Benefits of RDM
RDM ensures that your research data are FAIR (Findable, Accessible, Interoperable, and Reusable). It makes research verifiable and reproducible, and funders and publishers often require it. RDM also has many advantages for you as a researcher. It enables new research with existing datasets and prevents data from becoming lost or accessed by unauthorised persons. Also, it increases efficiency, and ultimately it maximises your research output.
9 Golden Rules
1. Contact your data steward as early as possible
Each faculty at Maastricht University (UM) has its own data steward. This is your first point of contact for RDM- and FAIR-related questions. If necessary, the data steward will involve other specialists for additional expertise (e.g. the information manager).
At UM, several other support services for Research Data Management are available.
2. Write a Data Management Plan and keep it up to date
Writing a Data Management Plan (DMP) will help you identify and mitigate potential risks before collecting data. It also saves you time in later phases of your research. The DMP is a dynamic document in which you can add or change the information in your project.
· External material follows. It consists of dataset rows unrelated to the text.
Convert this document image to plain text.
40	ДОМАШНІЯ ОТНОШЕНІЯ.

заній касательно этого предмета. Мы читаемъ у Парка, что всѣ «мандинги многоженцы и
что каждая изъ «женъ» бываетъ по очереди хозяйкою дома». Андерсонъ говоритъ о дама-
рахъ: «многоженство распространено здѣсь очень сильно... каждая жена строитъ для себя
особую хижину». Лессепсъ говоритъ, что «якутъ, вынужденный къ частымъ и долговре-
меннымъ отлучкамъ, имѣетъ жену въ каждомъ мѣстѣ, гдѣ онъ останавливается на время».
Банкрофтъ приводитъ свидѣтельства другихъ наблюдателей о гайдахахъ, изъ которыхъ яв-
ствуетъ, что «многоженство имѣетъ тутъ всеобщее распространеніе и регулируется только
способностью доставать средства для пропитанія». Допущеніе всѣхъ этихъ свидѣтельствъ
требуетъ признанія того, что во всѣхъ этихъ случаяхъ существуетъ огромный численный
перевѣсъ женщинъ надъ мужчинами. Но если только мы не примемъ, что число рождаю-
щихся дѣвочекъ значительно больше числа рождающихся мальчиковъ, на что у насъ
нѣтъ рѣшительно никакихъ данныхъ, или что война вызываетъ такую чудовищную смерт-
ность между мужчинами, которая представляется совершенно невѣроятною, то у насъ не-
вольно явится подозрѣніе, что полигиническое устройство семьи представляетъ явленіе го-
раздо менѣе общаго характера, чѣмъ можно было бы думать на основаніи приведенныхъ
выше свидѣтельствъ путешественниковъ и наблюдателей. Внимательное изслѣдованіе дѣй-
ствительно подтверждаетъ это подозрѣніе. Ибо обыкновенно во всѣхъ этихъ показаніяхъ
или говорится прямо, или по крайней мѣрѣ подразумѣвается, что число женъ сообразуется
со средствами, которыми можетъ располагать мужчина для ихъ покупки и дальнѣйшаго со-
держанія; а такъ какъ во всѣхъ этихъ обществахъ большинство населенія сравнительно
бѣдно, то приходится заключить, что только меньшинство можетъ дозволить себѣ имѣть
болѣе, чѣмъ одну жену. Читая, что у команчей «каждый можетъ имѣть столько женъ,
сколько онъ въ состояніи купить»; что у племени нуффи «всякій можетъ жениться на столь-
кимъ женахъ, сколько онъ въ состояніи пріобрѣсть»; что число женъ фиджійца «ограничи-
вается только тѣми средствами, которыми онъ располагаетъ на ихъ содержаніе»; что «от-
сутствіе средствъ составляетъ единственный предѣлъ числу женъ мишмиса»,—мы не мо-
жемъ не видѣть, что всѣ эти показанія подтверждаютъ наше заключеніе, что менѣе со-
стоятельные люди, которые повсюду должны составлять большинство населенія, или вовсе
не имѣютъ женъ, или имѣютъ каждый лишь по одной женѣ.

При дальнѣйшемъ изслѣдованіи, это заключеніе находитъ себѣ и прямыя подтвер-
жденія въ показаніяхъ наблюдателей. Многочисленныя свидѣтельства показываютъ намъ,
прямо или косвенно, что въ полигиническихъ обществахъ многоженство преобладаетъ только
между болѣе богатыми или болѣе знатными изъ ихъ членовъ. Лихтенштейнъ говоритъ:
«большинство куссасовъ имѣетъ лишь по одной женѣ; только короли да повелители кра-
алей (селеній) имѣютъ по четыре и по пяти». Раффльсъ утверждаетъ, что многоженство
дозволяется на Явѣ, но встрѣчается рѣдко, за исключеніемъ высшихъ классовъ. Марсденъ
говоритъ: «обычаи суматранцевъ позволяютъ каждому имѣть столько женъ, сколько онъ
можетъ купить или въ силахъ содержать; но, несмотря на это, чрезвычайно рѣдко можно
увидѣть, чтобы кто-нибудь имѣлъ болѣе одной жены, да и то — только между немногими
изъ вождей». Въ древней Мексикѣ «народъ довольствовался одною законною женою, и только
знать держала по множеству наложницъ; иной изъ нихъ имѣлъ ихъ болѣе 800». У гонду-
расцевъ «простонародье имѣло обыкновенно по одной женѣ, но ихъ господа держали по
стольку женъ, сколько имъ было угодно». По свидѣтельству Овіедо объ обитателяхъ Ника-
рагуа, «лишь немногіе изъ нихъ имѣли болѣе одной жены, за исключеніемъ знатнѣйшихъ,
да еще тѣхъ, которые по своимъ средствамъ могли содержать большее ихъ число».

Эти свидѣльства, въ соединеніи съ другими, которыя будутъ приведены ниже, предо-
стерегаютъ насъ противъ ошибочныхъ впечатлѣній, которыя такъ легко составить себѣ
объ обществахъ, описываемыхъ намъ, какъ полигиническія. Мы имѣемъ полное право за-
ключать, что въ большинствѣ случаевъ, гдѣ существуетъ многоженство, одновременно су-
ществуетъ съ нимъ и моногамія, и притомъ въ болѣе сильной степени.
The UM and MUMC+ have developed an institutional DMP. This DMP is available in the DMPonline tool.
Need support? You can contact your faculty’s data steward.
3. Learn about RDM
Do you want to learn more about RDM? You can find more information on the RDM portal.
Check out the RDM workshops and trainings provided by the University Library.
4. Make your data FAIR throughout your research project
The FAIR principles are an integral part of the Open Science movement towards transparent and reproducible research. Following the FAIR principles will help you to improve the quality of your data, which can ultimately help in maximising your research output and impact.
Watch the video below to learn more about the FAIR principles.
Video credits: Martínez-Lavanchy, P.M., Hüser, F.J., Buss, M.C.H., Andersen, J.J., Begtrup, J.W. (2019). ‘FAIR Principles’. In: Holmstrand, K.F., den Boer, S.P.A., Vlachos, E., Martínez-Lavanchy, P.M., Hansen, K.K. (Eds.), Research Data Management (eLearning course). doi: 10.11581/dtu:00000049
5. Be compliant with the GDPR
As a researcher, you are responsible for being compliant with the GDPR when processing personal data. Find out more about your legal obligations when processing this data by visiting UM’s privacy webpage.
Research projects that process personal data must be recorded in your faculty’s data processing register by the information manager. This must be done before data collection starts.
6. Take notice of relevant guidelines and requirements
When collecting data, be compliant with the national [PDF], Maastricht University’s, and the research funders’ guidelines and requirements for managing research data such as preregistration, a DMP, and research data archiving.
7. Submit your research protocol for ethical review
Ethical review of scientific research involving human participants or personal data is done by several ethical review committees within the University.
Find information on which ethics committee you will need to apply to.
8. Use UM infrastructure for storing and exchanging research data
During your research project, only use storage solutions and collaborative tools offered by UM. Contact your faculty’s data steward or information manager to find out more about the different available tools.
Do not use public cloud services to store and share your research data (e.g. Dropbox, Google Drive, Google Docs, OneDrive, etc.). There are risks associated with using services that UM does not have a data processing agreement with. Furthermore, using such services to store personal data is not compliant with the GDPR.
9. Publish your research following the FAIR principles
Your research data must be registered and archived at the end of your project, conforming to the FAIR principles. This enhances your recognition as a researcher and maximises your research output. UM is committed to becoming a FAIR University by 2023.
Contact the faculty data steward for advice on a suitable repository (for example, DataverseNL) and for assistance with making your data FAIR.